Jan Paweł II jest od wieczora w podrzymskim miasteczku Castel Gandolfo, gdzie spędzi resztę lata. Papież przybył tam z Doliny Aosty, po dwunastodniowym wypoczynku, z którego jest bardzo zadowolony
Ojciec Święty żegnał się z nieukrywanym żalem z miejscowoścą Les Combes na wyskości 1400 m nad poziomem morza, gdzie był po raz dziesiąty. Jak sam powiedział, będzie mu brakowało widoku Mont Blanc, górskich potoków i przełęczy, które oglądał każdego dnia, nie bacząc na niepogodę. Czas minął mu tam na podziwianiu przyrody, modlitwie, lekturze i rozmowach z najbliższymi.
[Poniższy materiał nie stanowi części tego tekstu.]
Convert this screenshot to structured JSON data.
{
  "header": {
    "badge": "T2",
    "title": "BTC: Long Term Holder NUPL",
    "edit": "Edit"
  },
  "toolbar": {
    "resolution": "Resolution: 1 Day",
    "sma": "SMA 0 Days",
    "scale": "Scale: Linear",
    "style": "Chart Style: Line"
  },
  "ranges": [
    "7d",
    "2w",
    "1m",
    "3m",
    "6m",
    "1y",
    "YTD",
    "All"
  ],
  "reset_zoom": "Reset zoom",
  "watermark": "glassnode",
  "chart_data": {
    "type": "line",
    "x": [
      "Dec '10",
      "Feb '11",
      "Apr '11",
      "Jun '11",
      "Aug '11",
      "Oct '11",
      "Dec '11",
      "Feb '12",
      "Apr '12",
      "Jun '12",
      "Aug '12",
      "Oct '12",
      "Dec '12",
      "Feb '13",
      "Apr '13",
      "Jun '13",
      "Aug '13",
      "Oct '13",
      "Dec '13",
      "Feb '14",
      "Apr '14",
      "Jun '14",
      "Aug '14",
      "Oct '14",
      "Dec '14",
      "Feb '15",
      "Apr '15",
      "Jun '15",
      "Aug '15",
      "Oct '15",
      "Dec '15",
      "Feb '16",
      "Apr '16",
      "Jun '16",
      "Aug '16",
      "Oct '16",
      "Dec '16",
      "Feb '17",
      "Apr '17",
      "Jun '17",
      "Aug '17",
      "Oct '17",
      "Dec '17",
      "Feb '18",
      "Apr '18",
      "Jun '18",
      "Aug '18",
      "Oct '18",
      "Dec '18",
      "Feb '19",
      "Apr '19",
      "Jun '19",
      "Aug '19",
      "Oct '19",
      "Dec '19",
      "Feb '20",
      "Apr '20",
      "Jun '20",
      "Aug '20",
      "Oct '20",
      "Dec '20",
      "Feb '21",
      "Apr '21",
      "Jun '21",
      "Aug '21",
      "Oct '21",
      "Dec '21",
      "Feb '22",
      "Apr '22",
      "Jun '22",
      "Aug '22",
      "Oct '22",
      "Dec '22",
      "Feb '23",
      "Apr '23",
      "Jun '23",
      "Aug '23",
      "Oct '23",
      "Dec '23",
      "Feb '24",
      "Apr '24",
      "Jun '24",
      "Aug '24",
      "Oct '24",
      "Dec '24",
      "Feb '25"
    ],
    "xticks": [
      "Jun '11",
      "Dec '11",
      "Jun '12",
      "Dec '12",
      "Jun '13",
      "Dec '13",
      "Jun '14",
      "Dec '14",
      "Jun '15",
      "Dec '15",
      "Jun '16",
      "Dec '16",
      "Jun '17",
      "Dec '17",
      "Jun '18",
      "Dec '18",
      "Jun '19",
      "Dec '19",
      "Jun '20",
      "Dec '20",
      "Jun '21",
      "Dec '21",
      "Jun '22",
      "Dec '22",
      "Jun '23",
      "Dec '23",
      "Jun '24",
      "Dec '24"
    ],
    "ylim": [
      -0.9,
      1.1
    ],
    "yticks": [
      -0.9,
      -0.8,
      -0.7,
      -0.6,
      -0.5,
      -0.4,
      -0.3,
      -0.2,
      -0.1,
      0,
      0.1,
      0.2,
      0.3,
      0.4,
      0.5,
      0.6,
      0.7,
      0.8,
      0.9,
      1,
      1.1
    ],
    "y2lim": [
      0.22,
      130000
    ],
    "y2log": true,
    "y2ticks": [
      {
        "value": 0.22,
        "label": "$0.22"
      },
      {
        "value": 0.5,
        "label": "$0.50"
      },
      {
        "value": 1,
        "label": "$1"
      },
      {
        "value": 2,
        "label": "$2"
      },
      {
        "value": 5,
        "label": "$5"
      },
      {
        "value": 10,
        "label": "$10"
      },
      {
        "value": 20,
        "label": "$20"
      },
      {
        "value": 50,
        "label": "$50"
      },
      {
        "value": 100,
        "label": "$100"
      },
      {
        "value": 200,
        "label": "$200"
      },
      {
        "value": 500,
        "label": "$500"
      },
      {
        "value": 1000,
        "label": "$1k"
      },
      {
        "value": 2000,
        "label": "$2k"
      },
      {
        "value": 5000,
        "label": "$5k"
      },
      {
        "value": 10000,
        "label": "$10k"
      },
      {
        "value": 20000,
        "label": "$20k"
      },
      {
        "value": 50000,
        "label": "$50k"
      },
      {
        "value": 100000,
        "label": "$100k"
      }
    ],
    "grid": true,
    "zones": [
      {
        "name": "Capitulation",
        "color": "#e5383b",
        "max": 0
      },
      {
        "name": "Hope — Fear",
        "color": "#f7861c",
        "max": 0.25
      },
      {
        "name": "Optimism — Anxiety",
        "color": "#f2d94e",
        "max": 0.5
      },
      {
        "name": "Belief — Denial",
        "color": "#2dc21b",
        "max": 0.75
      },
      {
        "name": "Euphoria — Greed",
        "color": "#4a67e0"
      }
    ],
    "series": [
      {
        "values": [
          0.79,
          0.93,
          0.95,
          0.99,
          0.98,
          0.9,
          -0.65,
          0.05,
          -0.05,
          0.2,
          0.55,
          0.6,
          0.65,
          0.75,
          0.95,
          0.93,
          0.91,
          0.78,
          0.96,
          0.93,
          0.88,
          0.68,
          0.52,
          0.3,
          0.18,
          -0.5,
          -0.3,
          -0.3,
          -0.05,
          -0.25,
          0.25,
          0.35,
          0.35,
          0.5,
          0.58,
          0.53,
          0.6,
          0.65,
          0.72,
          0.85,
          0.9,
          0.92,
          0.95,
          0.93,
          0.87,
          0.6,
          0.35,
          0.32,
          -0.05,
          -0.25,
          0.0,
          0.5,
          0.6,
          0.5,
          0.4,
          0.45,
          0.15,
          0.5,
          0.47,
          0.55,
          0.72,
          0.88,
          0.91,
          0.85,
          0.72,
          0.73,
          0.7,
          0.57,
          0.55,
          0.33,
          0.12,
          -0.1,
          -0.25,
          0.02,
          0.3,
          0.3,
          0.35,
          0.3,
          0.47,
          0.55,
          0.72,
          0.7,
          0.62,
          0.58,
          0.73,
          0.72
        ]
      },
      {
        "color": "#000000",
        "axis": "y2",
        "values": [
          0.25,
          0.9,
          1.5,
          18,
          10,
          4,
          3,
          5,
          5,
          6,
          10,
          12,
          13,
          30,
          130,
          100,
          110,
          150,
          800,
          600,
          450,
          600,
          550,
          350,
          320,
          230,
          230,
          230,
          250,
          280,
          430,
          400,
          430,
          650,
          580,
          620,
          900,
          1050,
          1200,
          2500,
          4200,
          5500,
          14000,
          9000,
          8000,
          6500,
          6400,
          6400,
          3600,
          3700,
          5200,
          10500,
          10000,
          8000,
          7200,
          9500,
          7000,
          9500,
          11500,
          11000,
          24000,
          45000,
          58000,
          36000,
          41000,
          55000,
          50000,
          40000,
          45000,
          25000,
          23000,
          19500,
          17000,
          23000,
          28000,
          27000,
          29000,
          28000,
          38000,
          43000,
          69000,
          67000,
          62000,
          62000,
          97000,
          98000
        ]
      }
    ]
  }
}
W Castel Gandolfo będzie już nieco inaczej. Dwa razy w tygodniu, w środy i niedziele, będą papieża odwiedzać pielgrzymi. Bliskość Rzymu oznacza, że papież będzie też miał częstszych gości z Watykanu. Będzie to więc praca w letniskowym otoczeniu, a nie absolutny relaks, jak w górach. Stamtąd też pojedzie w połowie sierpnia do Lourdes, a na początku września do Loreto.
Pierwsze publiczne spotkanie na dziedzińcu pałacu w Castel Gandolfo już jutro w południe na Anioł Pański.